Il mondo che vive di disuguaglianza

Secondo i dati di Oxfam in Italia oltre il 30% degli occupati giovani guadagna meno di 800 euro lordi al mese e versa in condizione di povertà lavorativa. AFN da [...]

Secondo i dati di Oxfam in Italia oltre il 30% degli occupati giovani guadagna meno di 800 euro lordi al mese e versa in condizione di povertà lavorativa.

AFN da sempre opera a sostegno delle classi meno abbienti in Italia e nel mondo, agendo in contesti in cui, mediamente, più del 50% delle persone, vive con meno di 6 dollari al giorno. Ed intervenendo in paesi in cui, spesso interi nuclei familiari non hanno alcun sostentamento economico e dove sempre più di frequente, per chi ha la fortuna di svolgere un lavoro, restano forti le disparità nella distribuzione dei redditi.

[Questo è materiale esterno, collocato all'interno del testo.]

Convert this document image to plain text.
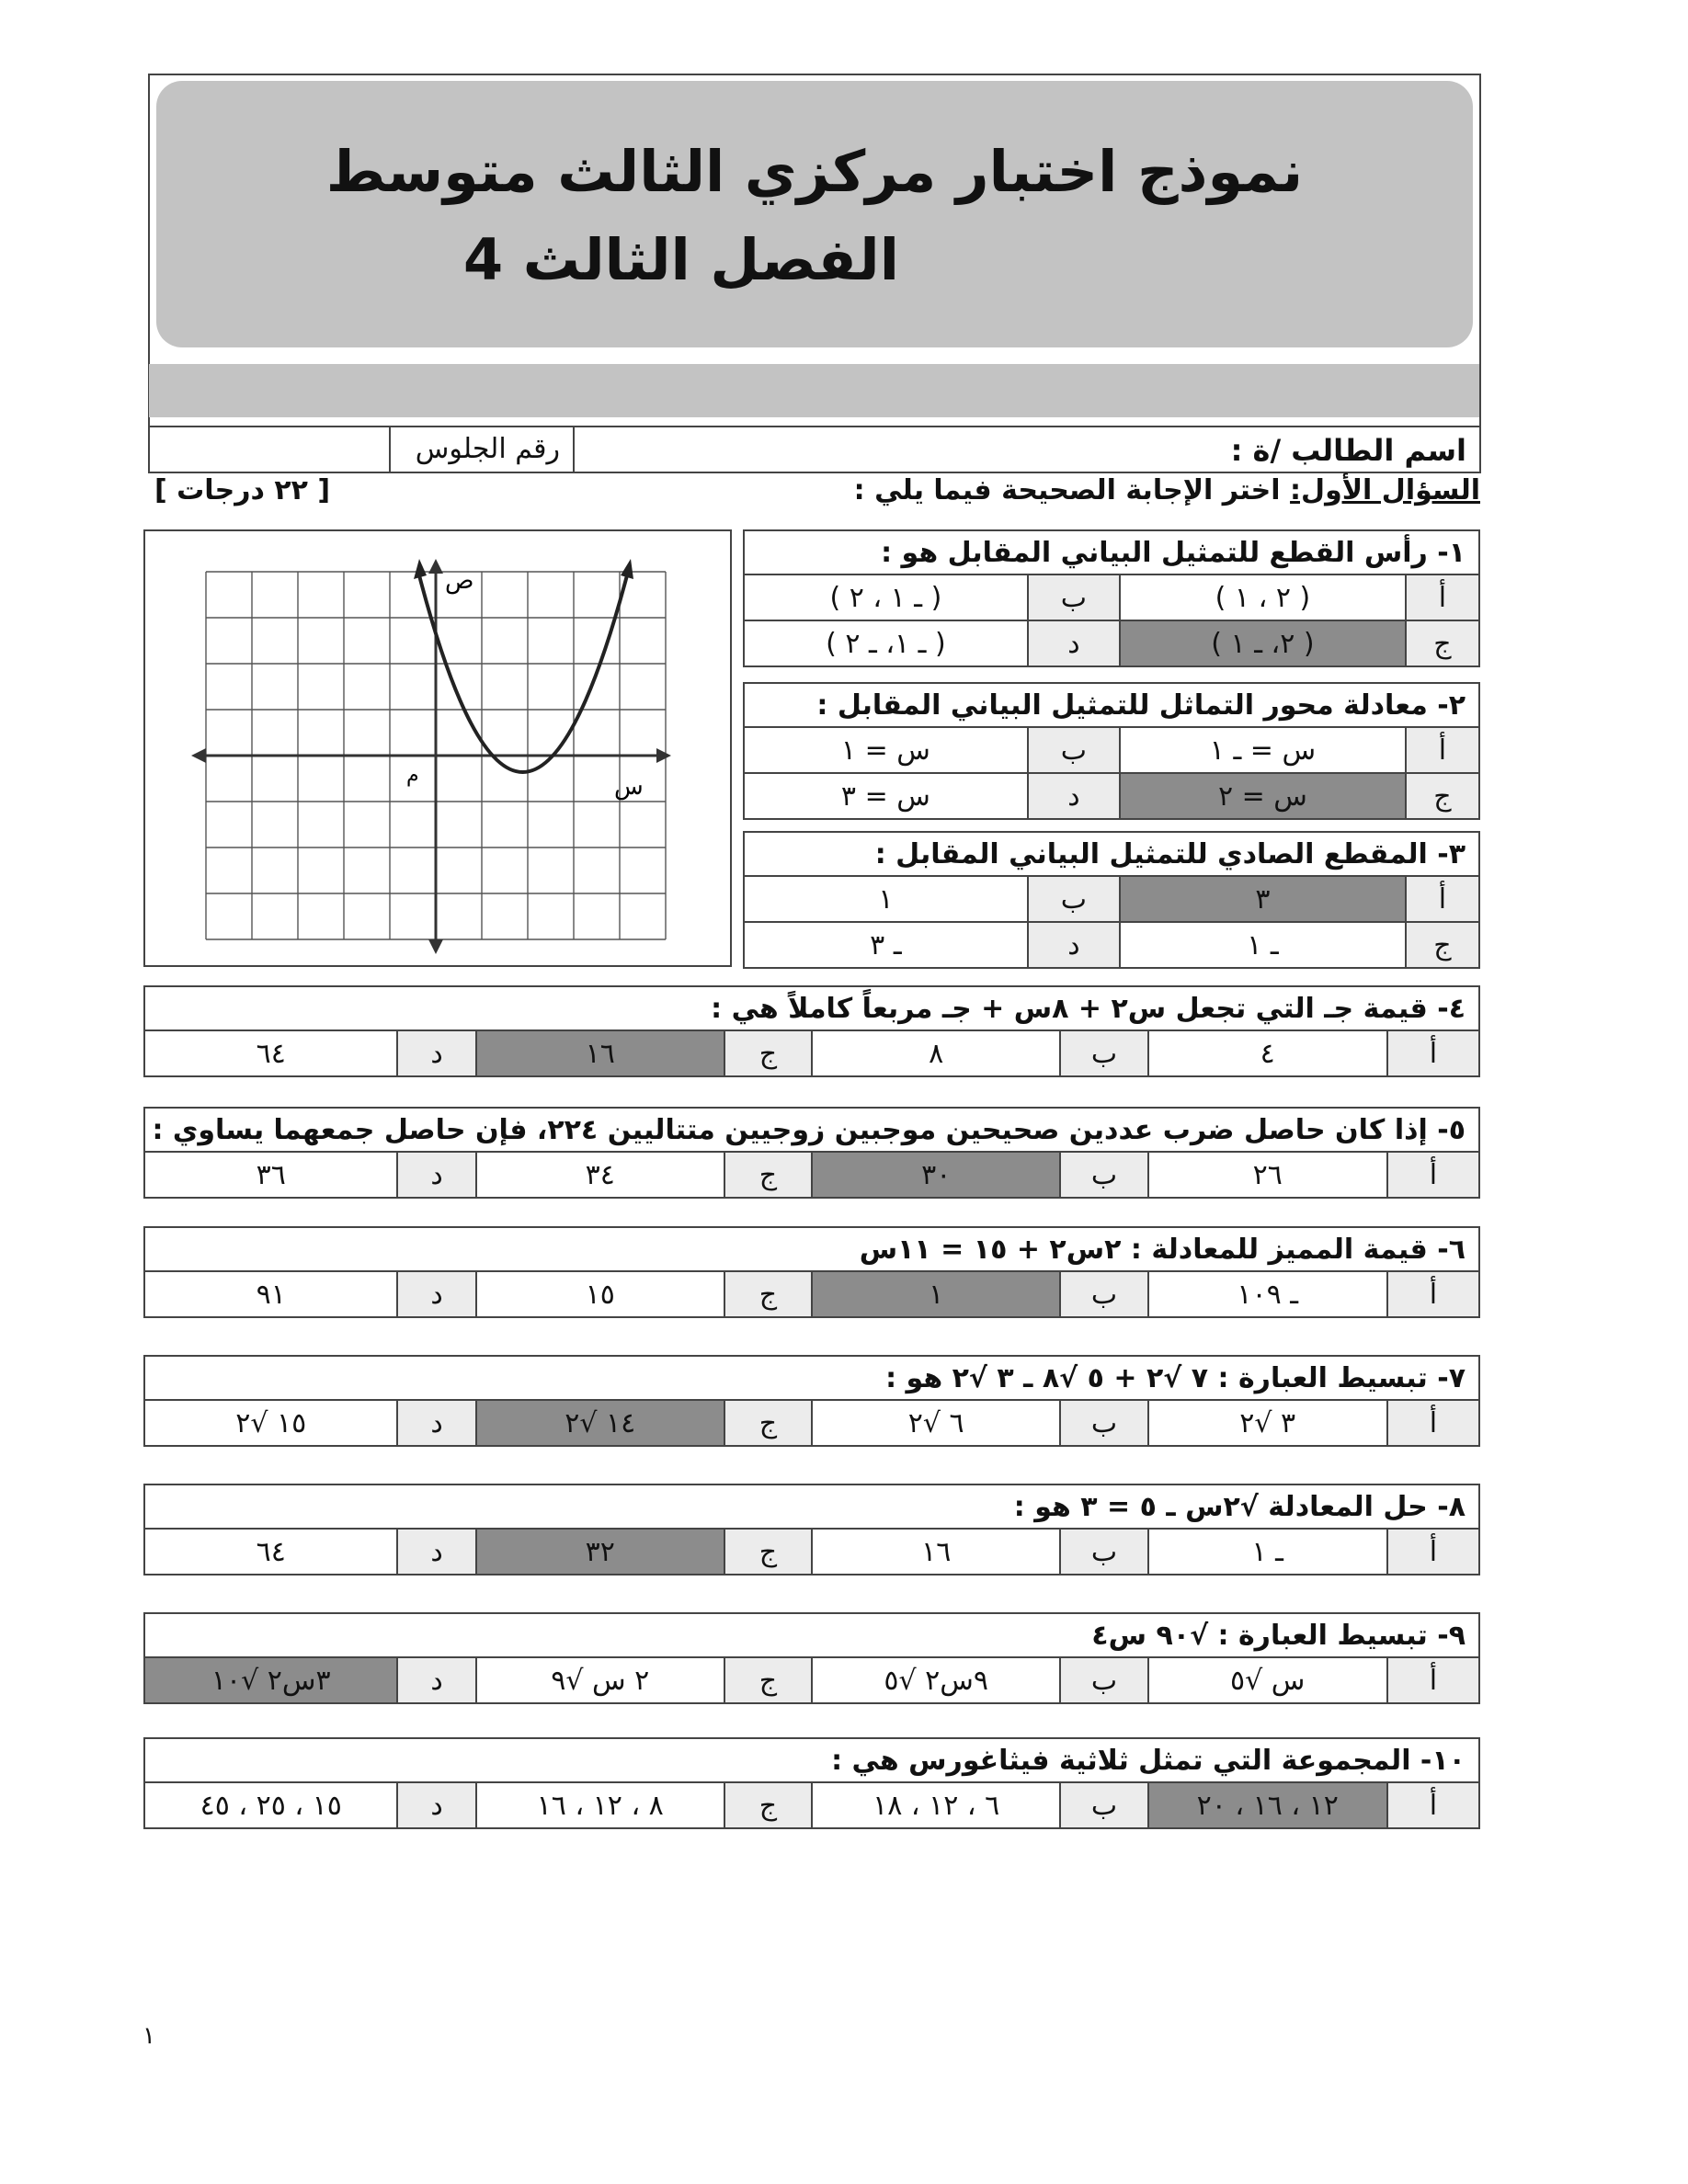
نموذج اختبار مركزي الثالث متوسط
الفصل الثالث 4
رقم الجلوس	اسم الطالب /ة :
السؤال الأول: اختر الإجابة الصحيحة فيما يلي :
[ ٢٢ درجات ]
ص
س
م
١- رأس القطع للتمثيل البياني المقابل هو :
أ	( ٢ ، ١ )	ب	( ـ ١ ، ٢ )
ج	( ٢، ـ ١ )	د	( ـ ١، ـ ٢ )
٢- معادلة محور التماثل للتمثيل البياني المقابل :
أ	س = ـ ١	ب	س = ١
ج	س = ٢	د	س = ٣
٣- المقطع الصادي للتمثيل البياني المقابل :
أ	٣	ب	١
ج	ـ ١	د	ـ ٣
٤- قيمة جـ التي تجعل س٢ + ٨س + جـ مربعاً كاملاً هي :
أ	٤	ب	٨	ج	١٦	د	٦٤
٥- إذا كان حاصل ضرب عددين صحيحين موجبين زوجيين متتاليين ٢٢٤، فإن حاصل جمعهما يساوي :
أ	٢٦	ب	٣٠	ج	٣٤	د	٣٦
٦- قيمة المميز للمعادلة : ٢س٢ + ١٥ = ١١س
أ	ـ ١٠٩	ب	١	ج	١٥	د	٩١
٧- تبسيط العبارة : ٧ √٢ + ٥ √٨ ـ ٣ √٢ هو :
أ	٣ √٢	ب	٦ √٢	ج	١٤ √٢	د	١٥ √٢
٨- حل المعادلة √٢س ـ ٥ = ٣ هو :
أ	ـ ١	ب	١٦	ج	٣٢	د	٦٤
٩- تبسيط العبارة : √٩٠ س٤
أ	س √٥	ب	٩س٢ √٥	ج	٢ س √٩	د	٣س٢ √١٠
١٠- المجموعة التي تمثل ثلاثية فيثاغورس هي :
أ	١٢ ، ١٦ ، ٢٠	ب	٦ ، ١٢ ، ١٨	ج	٨ ، ١٢ ، ١٦	د	١٥ ، ٢٥ ، ٤٥
١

Nonostante i dati confermino un progressivo impoverimento della popolazione mondiale, la ricchezza globale è in crescita, restando però concentrata solo nelle mani dell’1% più ricco. Aumenta quindi anche la disuguaglianza economica e sociale, sia in paesi del terzo mondo sia nei cosiddetti paesi occidentali.

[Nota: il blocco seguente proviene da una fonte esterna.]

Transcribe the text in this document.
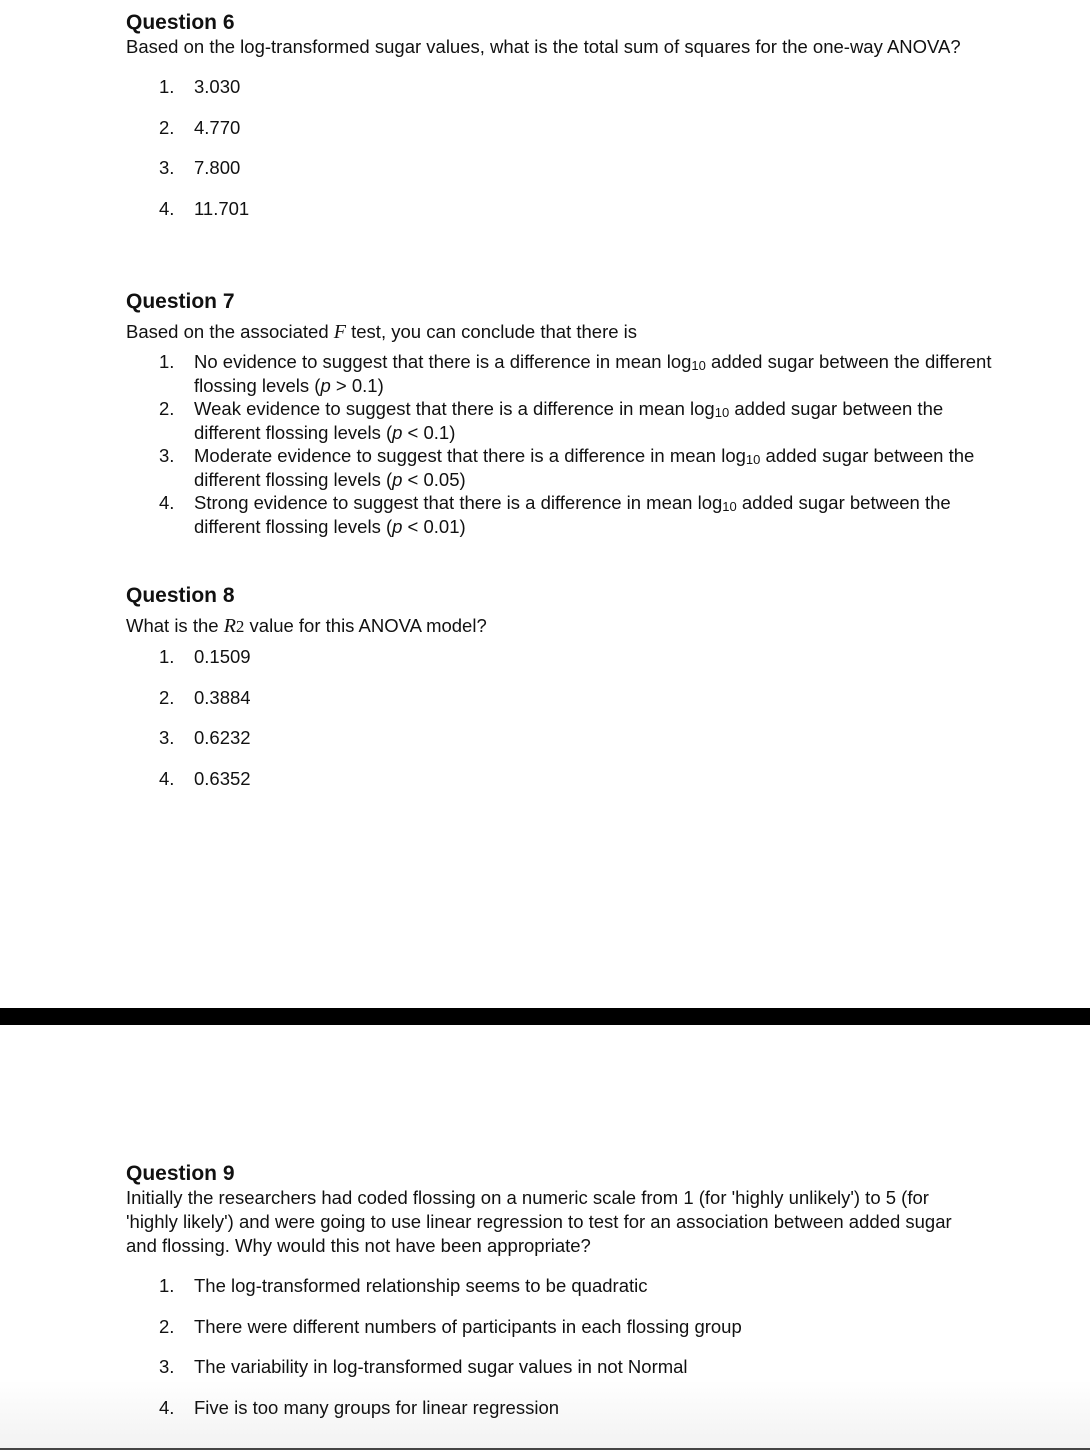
Question 6

Based on the log-transformed sugar values, what is the total sum of squares for the one-way ANOVA?

1. 3.030
2. 4.770
3. 7.800
4. 11.701

Question 7

Based on the associated F test, you can conclude that there is

1. No evidence to suggest that there is a difference in mean $\log_{10}$ added sugar between the different flossing levels (p > 0.1)
2. Weak evidence to suggest that there is a difference in mean $\log_{10}$ added sugar between the different flossing levels (p < 0.1)
3. Moderate evidence to suggest that there is a difference in mean $\log_{10}$ added sugar between the different flossing levels (p < 0.05)
4. Strong evidence to suggest that there is a difference in mean $\log_{10}$ added sugar between the different flossing levels (p < 0.01)

Question 8

What is the R2 value for this ANOVA model?

1. 0.1509
2. 0.3884
3. 0.6232
4. 0.6352

Question 9

Initially the researchers had coded flossing on a numeric scale from 1 (for 'highly unlikely') to 5 (for 'highly likely') and were going to use linear regression to test for an association between added sugar and flossing. Why would this not have been appropriate?

1. The log-transformed relationship seems to be quadratic
2. There were different numbers of participants in each flossing group
3. The variability in log-transformed sugar values in not Normal
4. Five is too many groups for linear regression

Nel mondo poco più di 2000 persone detiene la ricchezza di quasi 5 miliardi di individui. Ossia del 60% della popolazione globale.

Questi dati evidenziano un fenomeno che, di fatto, rischia di mettere in pericolo i progressi nella lotta alla povertà, all’eliminazione delle disuguaglianze e che rende quasi inerme la mobilità sociale. Alimentando e generando rancore e senso di ingiustizia sociale. Lasciando terreno fertile a pericolose derive populiste e sovraniste in tutto il mondo. E in Italia non va molto meglio; nel 2019 il 10% più ricco possedeva 7 volte la ricchezza della metà più povera del paese.

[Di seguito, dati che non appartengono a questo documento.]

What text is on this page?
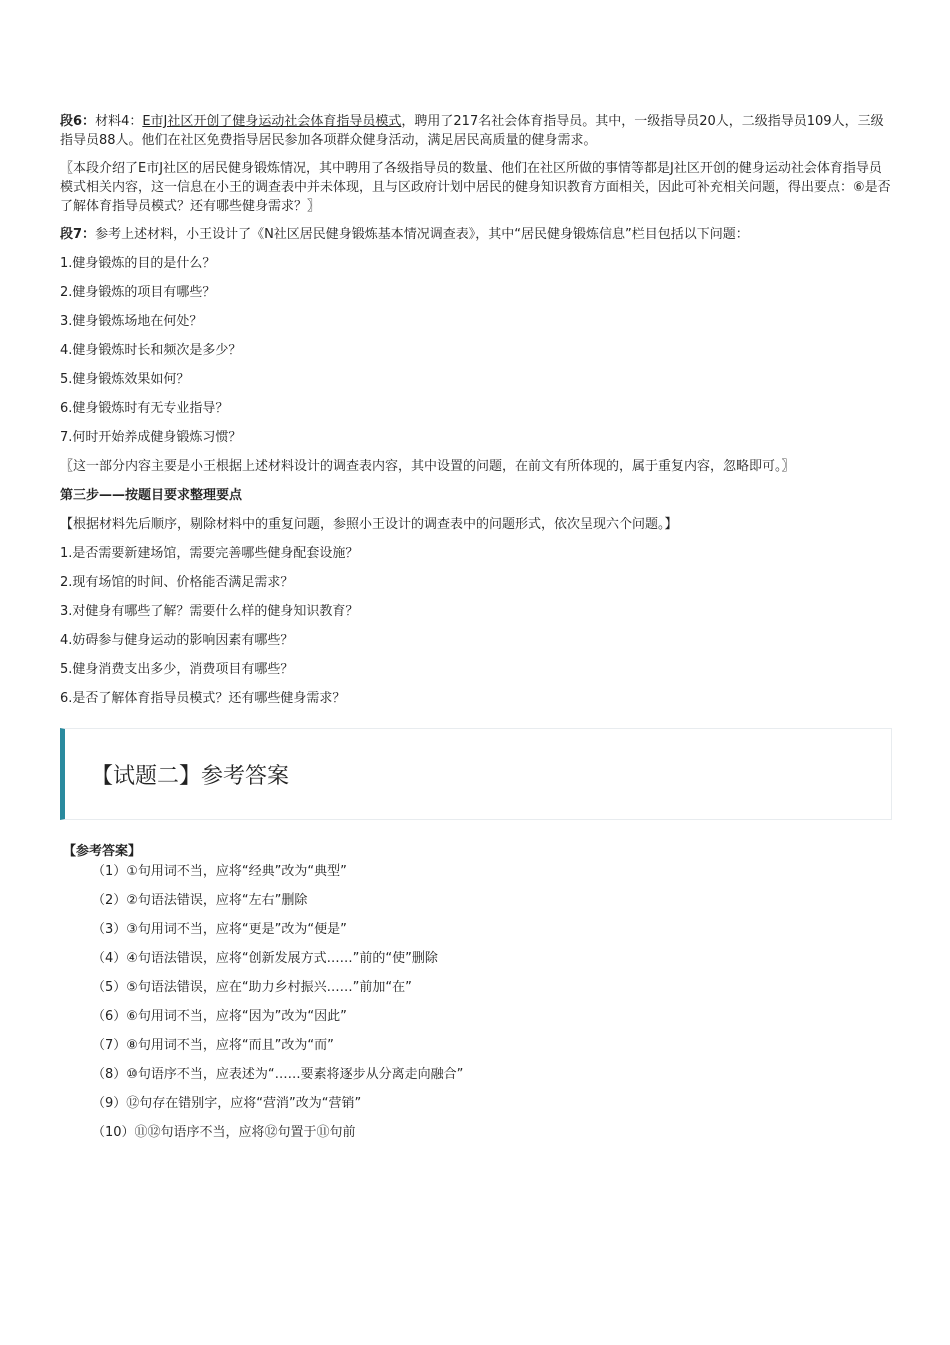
段6：材料4：E市J社区开创了健身运动社会体育指导员模式，聘用了217名社会体育指导员。其中，一级指导员20人，二级指导员109人，三级指导员88人。他们在社区免费指导居民参加各项群众健身活动，满足居民高质量的健身需求。

〖本段介绍了E市J社区的居民健身锻炼情况，其中聘用了各级指导员的数量、他们在社区所做的事情等都是J社区开创的健身运动社会体育指导员模式相关内容，这一信息在小王的调查表中并未体现，且与区政府计划中居民的健身知识教育方面相关，因此可补充相关问题，得出要点：⑥是否了解体育指导员模式？还有哪些健身需求？〗

段7：参考上述材料，小王设计了《N社区居民健身锻炼基本情况调查表》，其中“居民健身锻炼信息”栏目包括以下问题：

1.健身锻炼的目的是什么？

2.健身锻炼的项目有哪些？

3.健身锻炼场地在何处？

4.健身锻炼时长和频次是多少？

5.健身锻炼效果如何？

6.健身锻炼时有无专业指导？

7.何时开始养成健身锻炼习惯？

〖这一部分内容主要是小王根据上述材料设计的调查表内容，其中设置的问题，在前文有所体现的，属于重复内容，忽略即可。〗

第三步——按题目要求整理要点

【根据材料先后顺序，剔除材料中的重复问题，参照小王设计的调查表中的问题形式，依次呈现六个问题。】

1.是否需要新建场馆，需要完善哪些健身配套设施？

2.现有场馆的时间、价格能否满足需求？

3.对健身有哪些了解？需要什么样的健身知识教育？

4.妨碍参与健身运动的影响因素有哪些？

5.健身消费支出多少，消费项目有哪些？

6.是否了解体育指导员模式？还有哪些健身需求？

【试题二】参考答案

【参考答案】

（1）①句用词不当，应将“经典”改为“典型”

（2）②句语法错误，应将“左右”删除

（3）③句用词不当，应将“更是”改为“便是”

（4）④句语法错误，应将“创新发展方式……”前的“使”删除

（5）⑤句语法错误，应在“助力乡村振兴……”前加“在”

（6）⑥句用词不当，应将“因为”改为“因此”

（7）⑧句用词不当，应将“而且”改为“而”

（8）⑩句语序不当，应表述为“……要素将逐步从分离走向融合”

（9）⑫句存在错别字，应将“营消”改为“营销”

（10）⑪⑫句语序不当，应将⑫句置于⑪句前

Il  lavoro domestico sottopagato e quello di cura non rimunerato pesa, globalmente, soprattutto sulle spalle delle donne e non trova alcun riconoscimento sociale ed economico. Basti pensare che il patrimonio dei 22 esseri umani più benestanti del pianeta è superiore alla ricchezza di tutta la popolazione femminile dell’intero continente africano.

In Italia, nel 2018, l’11% delle donne non ha mai avuto un impiego per prendersi cura dei figli. E quasi 1 madre su 2 con figli fino a 15 anni, è stata costretta a cambiare i propri aspetti professionali per conciliare lavoro e famiglia. Una quota superiore di oltre 3 volte a quella degli uomini. Un dato che mette in luce la grande discriminazione e disparità di genere attuata nella società in cui viviamo.

In tutto il mondo il 42% delle donne non può svolgere un lavoro perché deve farsi carico della cura di familiari, mentre solo il 6% degli uomini si trova nella stessa situazione. Le donne svolgono più di tre quarti di tutto il lavoro di cura, trovandosi spesso nella condizione di dover rinunciare al proprio impiego nell’impossibilità di conciliarne i tempi.

In paesi come l’Italia un’altra categoria estremamente svantaggiata, oltre a quella delle donne, è quella dei giovani. Anche nel nostro paese come in molti paesi, dove culturalmente sopravvive una visione classista e castista della società, le condizioni socio-economiche vengono ereditate di generazione in generazione. Più di 1 figlio su 3, nato da genitori più poveri è destinato a rimanere tale. I giovani italiani che puntano ad ottenere un lavoro di qualità si scontrano inevitabilmente con un mercato iniquo e disuguale, caratterizzato da precarietà lavorativa e vulnerabilità occupazionale.

In questi contesti è fondamentale riuscire a gettare le basi per la creazione di una società volta alla solidarietà e alla gestione responsabile ed egualitaria della comunità in cui si promuova una cultura dell’accoglienza, dell’uguaglianza e dell’inclusività sociale ed economica.